ResourceExhaustedError: OOM when allocating tensor with shape[128,8,21]....

Question: I am not familiar with GPU computing and CUDA, was wondering if anyone know how I can resolve this issue / error? Do I require any special code for GPU computing other then using my imports?

I was on Epoch 1 / 100 and 2054 / 20736 iterations when it crashed with this message.

OS: Windows 10
CUDA v10
Tensorflow-gpu 2.0.0
Keras 2.2.4

from tensorflow.keras.models import Sequential
from tensorflow.keras.layers import Dense, Dropout, Activation
from tensorflow.keras.layers import LSTM, SimpleRNN, GRU
from tensorflow.keras.layers import TimeDistributed
from tensorflow.keras.callbacks import EarlyStopping
from tensorflow.keras.callbacks import ModelCheckpoint
from tensorflow.keras.layers import BatchNormalization
from tensorflow.keras.models import model_from_json

Error: ResourceExhaustedError: OOM when allocating tensor with shape[128,8,21] and type float on /job:localhost/replica:0/task:0/device:GPU:0 by allocator GPU_0_bfc [Op:Minimum]


My code in relation to the rest of the traceback:
history = model.fit_generator(generator_train,

My model is running now (I decreased the batch size from 128 to 64).

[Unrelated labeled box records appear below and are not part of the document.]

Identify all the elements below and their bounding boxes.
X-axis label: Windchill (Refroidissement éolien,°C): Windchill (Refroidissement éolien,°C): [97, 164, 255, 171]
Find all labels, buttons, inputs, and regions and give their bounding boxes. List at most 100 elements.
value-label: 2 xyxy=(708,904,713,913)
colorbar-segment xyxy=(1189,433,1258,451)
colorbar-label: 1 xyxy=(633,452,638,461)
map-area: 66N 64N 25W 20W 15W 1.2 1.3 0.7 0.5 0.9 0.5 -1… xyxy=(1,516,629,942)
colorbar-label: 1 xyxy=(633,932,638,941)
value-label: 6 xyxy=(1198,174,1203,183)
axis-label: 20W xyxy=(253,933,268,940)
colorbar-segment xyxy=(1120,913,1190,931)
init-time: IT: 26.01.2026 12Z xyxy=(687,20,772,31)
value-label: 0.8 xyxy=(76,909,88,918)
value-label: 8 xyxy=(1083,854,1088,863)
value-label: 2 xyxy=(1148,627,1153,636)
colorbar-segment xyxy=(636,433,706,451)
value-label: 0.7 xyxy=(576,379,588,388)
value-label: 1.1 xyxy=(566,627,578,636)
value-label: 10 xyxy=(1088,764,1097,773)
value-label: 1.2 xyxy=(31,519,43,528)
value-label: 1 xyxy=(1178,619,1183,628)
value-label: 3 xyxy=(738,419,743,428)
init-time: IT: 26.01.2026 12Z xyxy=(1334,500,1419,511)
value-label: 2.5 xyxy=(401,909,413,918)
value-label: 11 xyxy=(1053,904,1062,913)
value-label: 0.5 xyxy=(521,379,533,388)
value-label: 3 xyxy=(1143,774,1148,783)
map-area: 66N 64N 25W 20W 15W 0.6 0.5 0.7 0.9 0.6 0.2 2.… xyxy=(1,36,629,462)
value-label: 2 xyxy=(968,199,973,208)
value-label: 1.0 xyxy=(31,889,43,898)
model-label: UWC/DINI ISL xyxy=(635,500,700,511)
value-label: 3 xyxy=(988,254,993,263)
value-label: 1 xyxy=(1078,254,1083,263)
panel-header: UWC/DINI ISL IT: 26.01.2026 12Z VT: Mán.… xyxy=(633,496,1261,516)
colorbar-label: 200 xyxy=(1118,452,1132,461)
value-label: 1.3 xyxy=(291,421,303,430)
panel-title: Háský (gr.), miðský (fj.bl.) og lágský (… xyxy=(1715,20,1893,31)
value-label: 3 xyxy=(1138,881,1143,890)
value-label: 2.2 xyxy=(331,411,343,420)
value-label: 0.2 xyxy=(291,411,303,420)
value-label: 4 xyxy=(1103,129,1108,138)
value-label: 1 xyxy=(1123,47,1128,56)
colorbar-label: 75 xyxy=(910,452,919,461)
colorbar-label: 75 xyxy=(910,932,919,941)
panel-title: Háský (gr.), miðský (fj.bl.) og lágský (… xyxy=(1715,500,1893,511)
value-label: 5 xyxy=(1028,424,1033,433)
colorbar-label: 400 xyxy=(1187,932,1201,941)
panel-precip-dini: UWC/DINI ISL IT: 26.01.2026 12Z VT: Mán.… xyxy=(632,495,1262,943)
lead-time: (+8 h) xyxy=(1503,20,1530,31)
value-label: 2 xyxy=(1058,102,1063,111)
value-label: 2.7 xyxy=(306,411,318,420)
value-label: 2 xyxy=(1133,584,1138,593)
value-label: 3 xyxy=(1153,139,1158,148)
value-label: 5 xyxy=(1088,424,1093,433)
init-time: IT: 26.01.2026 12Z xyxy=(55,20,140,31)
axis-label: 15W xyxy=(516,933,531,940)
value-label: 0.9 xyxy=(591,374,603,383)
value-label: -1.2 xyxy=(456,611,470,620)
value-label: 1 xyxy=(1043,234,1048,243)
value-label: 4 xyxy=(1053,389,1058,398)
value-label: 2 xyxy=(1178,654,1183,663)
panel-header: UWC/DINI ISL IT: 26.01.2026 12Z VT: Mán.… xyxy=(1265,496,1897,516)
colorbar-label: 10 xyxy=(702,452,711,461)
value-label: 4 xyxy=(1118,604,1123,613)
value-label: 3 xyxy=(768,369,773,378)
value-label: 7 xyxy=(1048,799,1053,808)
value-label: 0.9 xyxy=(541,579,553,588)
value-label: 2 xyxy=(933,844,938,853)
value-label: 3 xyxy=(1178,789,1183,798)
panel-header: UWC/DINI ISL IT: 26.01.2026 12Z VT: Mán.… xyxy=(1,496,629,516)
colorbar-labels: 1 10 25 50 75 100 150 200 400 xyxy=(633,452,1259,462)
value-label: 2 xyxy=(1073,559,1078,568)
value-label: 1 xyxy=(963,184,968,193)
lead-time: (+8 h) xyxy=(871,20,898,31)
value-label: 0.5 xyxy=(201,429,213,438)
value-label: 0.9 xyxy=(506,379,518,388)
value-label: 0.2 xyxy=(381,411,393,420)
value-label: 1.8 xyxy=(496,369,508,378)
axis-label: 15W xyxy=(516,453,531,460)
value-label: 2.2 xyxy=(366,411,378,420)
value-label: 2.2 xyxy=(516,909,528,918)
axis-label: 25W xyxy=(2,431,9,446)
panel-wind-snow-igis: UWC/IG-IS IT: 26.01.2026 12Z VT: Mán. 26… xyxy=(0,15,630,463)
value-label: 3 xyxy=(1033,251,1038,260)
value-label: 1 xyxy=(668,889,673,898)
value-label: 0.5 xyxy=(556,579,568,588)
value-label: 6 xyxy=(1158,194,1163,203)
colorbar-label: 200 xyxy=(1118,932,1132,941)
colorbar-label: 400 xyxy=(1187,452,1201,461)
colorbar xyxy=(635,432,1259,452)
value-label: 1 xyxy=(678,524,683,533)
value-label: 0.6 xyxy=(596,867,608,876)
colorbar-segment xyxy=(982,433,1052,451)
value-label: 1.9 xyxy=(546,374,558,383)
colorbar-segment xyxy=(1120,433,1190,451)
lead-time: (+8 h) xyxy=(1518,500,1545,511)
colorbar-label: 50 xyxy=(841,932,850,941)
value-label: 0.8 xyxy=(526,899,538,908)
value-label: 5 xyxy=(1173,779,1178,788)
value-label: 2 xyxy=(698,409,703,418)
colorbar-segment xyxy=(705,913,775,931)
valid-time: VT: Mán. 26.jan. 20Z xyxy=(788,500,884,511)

Currently, task manager is reading:
1% utilization
GPU Memory: 5.4 / 22.0 GB
Shared GPU Memory: 0.1 / 16.0 GB
Dedicated GPU memory: 5.3 / 6.0 GB

NVIDIA-SMI reads that no other Processes are using the GPU and 4% utilization.

Low GPU utilization often indicates that your model is bottle-necked by IO and/or CPU preprocessing. This can happen if you are preprocessing data in numpy, for example.

Another possibility is that the GPU is running many small operations. Each GPU kernel launch takes longer than calling a CPU function. For compute-heavy kernels the GPUs higher throughput more than compensates for this initial penalty, but for trivially small kernels it is sometimes better to use a tf.device scope to assign part of the graph to the CPU. For example, the TF feature_columns API tends to generate many tiny operations and is often best assigned to the CPU.

Thanks. I will experiment with that. I tried reinstalling tensorflow-gpu and uninstalling tensorflow but it didn’t seem to do anything.

I am using Jupyter Notebook and running my script using %run *.py

Is there a convenient way to run with CPU vs running with GPU?

My data set is very small for this testing (just making sure the models work) before I open the data flood gates so I wonder if it is due the small kernel size?


You can export the environment variable CUDA_VISIBLE_DEVICES=“” this will hide all GPUs from TensorFlow. To experiment with assigning different parts of your model to the CPU or GPU you will need to use with tf.device() statements instead.

The small data set should not affect overall performance as long as you are running enough iterations to amortize one-time tuning costs at the start of training (usually worth running at least a few hundred batches when collecting performance timings). In particular, the amount of work handled per batch will not change as the data set grows.